Monday, May 09, 2011

A Penny for her thoughts. Wong on making Tuesday's budget.

Finance Minister Penny Wong says she has prepared a “Labor budget” and has at times had to stand up to the prime minister to do it.

Speaking to the Herald ahead of her first budget in the role Senator Wong said she had a dress rehearsal with the flood levy package in January which made $3 billion of savings by scrapping programs such as the poorly-conceived cash for clunkers scheme.

“It’s an arduous process, although very intellectually interesting. I have managed to get home to Adelaide only once in the past few weeks,” she said.

Sitting around the cabinet table at times until ten at night with expenditure review committee members including the treasurer and prime minister her role has been to sometimes say no and to always “argue for better decisions”.

“I have been trying to remind them of opportunity cost. When you think about a proposal you need to think about what other spending that proposal would cut off. The job is to bring minds back to core priorities.”

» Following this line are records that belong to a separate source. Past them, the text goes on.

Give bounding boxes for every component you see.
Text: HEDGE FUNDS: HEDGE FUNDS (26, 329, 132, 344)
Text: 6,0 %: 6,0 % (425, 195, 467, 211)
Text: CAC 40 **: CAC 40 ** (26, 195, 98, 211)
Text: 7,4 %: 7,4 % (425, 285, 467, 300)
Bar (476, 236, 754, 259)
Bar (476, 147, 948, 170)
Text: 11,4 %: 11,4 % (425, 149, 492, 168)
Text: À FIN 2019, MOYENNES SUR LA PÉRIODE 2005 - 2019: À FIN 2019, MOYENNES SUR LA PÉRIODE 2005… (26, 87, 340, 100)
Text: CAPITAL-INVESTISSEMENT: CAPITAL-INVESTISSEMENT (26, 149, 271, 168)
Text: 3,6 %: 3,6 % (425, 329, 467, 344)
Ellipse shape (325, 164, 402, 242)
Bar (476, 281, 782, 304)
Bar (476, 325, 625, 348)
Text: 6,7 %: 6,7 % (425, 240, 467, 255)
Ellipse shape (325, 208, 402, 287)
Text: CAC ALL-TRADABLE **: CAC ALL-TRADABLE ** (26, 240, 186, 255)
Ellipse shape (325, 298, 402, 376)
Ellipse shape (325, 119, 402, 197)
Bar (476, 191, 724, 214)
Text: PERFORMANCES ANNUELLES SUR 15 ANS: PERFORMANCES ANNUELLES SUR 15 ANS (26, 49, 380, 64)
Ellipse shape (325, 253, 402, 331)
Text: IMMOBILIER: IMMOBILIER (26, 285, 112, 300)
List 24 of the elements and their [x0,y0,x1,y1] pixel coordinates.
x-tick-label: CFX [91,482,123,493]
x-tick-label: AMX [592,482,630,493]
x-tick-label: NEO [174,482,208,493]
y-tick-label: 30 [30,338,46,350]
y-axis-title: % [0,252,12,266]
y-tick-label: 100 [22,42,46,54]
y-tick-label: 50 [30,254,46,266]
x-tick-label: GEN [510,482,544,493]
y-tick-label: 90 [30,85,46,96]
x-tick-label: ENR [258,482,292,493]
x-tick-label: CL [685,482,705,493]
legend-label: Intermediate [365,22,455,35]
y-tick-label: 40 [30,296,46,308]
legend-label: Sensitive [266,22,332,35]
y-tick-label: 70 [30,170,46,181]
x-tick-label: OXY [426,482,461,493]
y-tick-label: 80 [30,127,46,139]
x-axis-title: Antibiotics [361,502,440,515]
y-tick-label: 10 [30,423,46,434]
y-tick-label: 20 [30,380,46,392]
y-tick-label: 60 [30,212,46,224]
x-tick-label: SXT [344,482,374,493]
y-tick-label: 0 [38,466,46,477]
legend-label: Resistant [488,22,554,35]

Those priorities are returning the budget to surplus and expanding employment opportunities...

“I disagree with those who claim this isn’t a Labor budget,” Ms Wong said.

“Labor values are about enabling opportunity. In this budget, at this time, with the economy growing we are able to do that.”

“And ensuring the budget is sustainable is a Labor value. We need ensure we can continue to afford a safety net. People who say they are progressive and care about the effect of climate change on future generations should also care about the financial legacy we leave future generations.”

Asked whether she has always won her fights in the committee she says she has tried to “win more than I lose”.

Has she had to argue against proposals put up by the prime minister?

“My job is to put my view on any proposal regardless of who puts it forward,” she replies.

Asked whether she won the day on those occasions she replies, “the prime minister is the prime minister, let’s just say that.”

Alongside the closing of tax loopholes and saying no to a raft of new spending proposals much of the saving in Tuesday’s budget will come from simply increasing the so-called efficiency dividend facing each department from 1.25 to 1.5 per cent.

Ms Wong rejects the suggestion that its an easy way out.

“Ministers such as myself shouldn’t be deciding which stationary departments buy,” she says. “The departments are in the best position to do that.”

She confesses to a slight fear they will make deliberately unpopular savings, something she refers to as the “Washington Monument syndrome” after an episode of the West Wing in bureaucrats cuts by the opening hours of the monument in order in order to garner public support.

“I think the professionalism of the public service will protect us against that,” she said, adding that it was “human not to be too pleased about being asked to save money.”